Analysis of eVTOL wing

We now have access to all the geometry information to perform analysis for the eVTOL wing. The starting point is creating tIGAr extracted splines for all the OCC NURBS surfaces. Therefore, the following functions are defined to set clamped boundary conditions and create extracted splines, respectively.

def clampedBC(spline_generator, side=0, direction=0):
    """
    Apply clamped boundary condition to spline.
    """
    for field in [0,1,2]:
        # Only fix one layer in y(spanwise)-direction
        if field in [1]:
            n_layers = 1
        else:
            n_layers = 2
        scalar_spline = spline_generator.getScalarSpline(field)
        side_dofs = scalar_spline.getSideDofs(direction, side, 
                                              nLayers=n_layers)
        spline_generator.addZeroDofs(field, side_dofs)

def OCCBSpline2tIGArSpline(surface, num_field=3, quad_deg_const=4, 
                        setBCs=None, side=0, direction=0, index=0):
    """
    Generate ExtractedBSpline from OCC B-spline surface.
    """
    quad_deg = surface.UDegree()*quad_deg_const
    DIR = SAVE_PATH+"spline_data/extraction_"+str(index)+"_init"
    # spline = ExtractedSpline(DIR, quad_deg)
    spline_mesh = NURBSControlMesh4OCC(surface, useRect=False)
    spline_generator = EqualOrderSpline(worldcomm, num_field, spline_mesh)
    if setBCs is not None:
        setBCs(spline_generator, side, direction)
    # spline_generator.writeExtraction(DIR)
    spline = ExtractedSpline(spline_generator, quad_deg)
    return spline

The created instances of tIGAr extracted spline are stored in a list, where the clamped boundary conditions are applied to the first two patches (the upper and lower surfaces near the wing root).

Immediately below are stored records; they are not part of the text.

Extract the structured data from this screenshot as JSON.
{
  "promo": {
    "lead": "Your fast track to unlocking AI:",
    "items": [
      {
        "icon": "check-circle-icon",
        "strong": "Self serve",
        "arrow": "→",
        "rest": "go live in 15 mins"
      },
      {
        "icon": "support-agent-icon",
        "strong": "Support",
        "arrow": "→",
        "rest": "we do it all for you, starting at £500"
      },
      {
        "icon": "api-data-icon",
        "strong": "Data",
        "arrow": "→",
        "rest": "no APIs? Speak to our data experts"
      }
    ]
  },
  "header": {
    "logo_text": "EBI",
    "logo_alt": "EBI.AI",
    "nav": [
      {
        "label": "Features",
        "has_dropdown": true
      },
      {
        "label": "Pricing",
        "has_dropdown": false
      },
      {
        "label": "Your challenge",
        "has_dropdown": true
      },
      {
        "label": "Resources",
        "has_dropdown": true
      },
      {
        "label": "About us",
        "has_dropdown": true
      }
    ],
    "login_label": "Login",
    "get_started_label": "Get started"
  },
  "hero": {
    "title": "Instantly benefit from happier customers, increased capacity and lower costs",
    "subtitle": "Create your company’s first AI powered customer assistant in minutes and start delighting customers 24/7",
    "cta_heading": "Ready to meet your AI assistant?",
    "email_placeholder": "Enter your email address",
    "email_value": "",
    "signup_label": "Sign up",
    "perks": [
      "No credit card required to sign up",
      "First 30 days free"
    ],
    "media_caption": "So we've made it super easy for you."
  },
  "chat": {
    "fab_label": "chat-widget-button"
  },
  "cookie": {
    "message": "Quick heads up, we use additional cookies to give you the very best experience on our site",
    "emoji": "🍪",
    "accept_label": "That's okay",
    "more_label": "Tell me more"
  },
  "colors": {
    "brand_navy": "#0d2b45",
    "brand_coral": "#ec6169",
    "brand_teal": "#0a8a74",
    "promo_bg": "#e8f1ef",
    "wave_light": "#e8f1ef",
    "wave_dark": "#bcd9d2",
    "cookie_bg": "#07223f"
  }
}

# Create tIGAr extracted spline instances
splines = []
for i in range(num_surfs):
    if i in [0, 1]:
        # Apply clamped BC to surfaces near root
        spline = OCCBSpline2tIGArSpline(
                 preprocessor.BSpline_surfs_refine[i], 
                 setBCs=clampedBC, side=0, direction=0)
        splines += [spline,]
    else:
        spline = OCCBSpline2tIGArSpline(
                 preprocessor.BSpline_surfs_refine[i])
        splines += [spline,]

Similar to the procedures in benchmark problems, we can initialize the instance of the non-matching problem with the list splines and set up the mortar meshes using the attributes from preprocessor.

problem = NonMatchingCoupling(splines, E, h_th, nu, comm=worldcomm)
problem.create_mortar_meshes(preprocessor.mortar_nels)
problem.mortar_meshes_setup(preprocessor.mapping_list, 
                            preprocessor.intersections_para_coords, 
                            penalty_coefficient)

Considering a distributed upward load with value 40254 N/m^2 to simulation the working condition of an aircraft wing, then we can formulate the PDE residuals.

load = Constant(40254)
f1 = as_vector([Constant(0.0), Constant(0.0), load])
loads = [f1]*num_surfs
source_terms = []
residuals = []
for i in range(num_surfs):
    source_terms += [inner(loads[i], problem.splines[i].rationalize(
        problem.spline_test_funcs[i]))*h_th*problem.splines[i].dx]
    residuals += [SVK_residual(problem.splines[i], problem.spline_funcs[i], 
        problem.spline_test_funcs[i], E, nu, h_th, source_terms[i])]
problem.set_residuals(residuals)

Finally, we are ready to perform the linear structural analysis for the eVTOL wing.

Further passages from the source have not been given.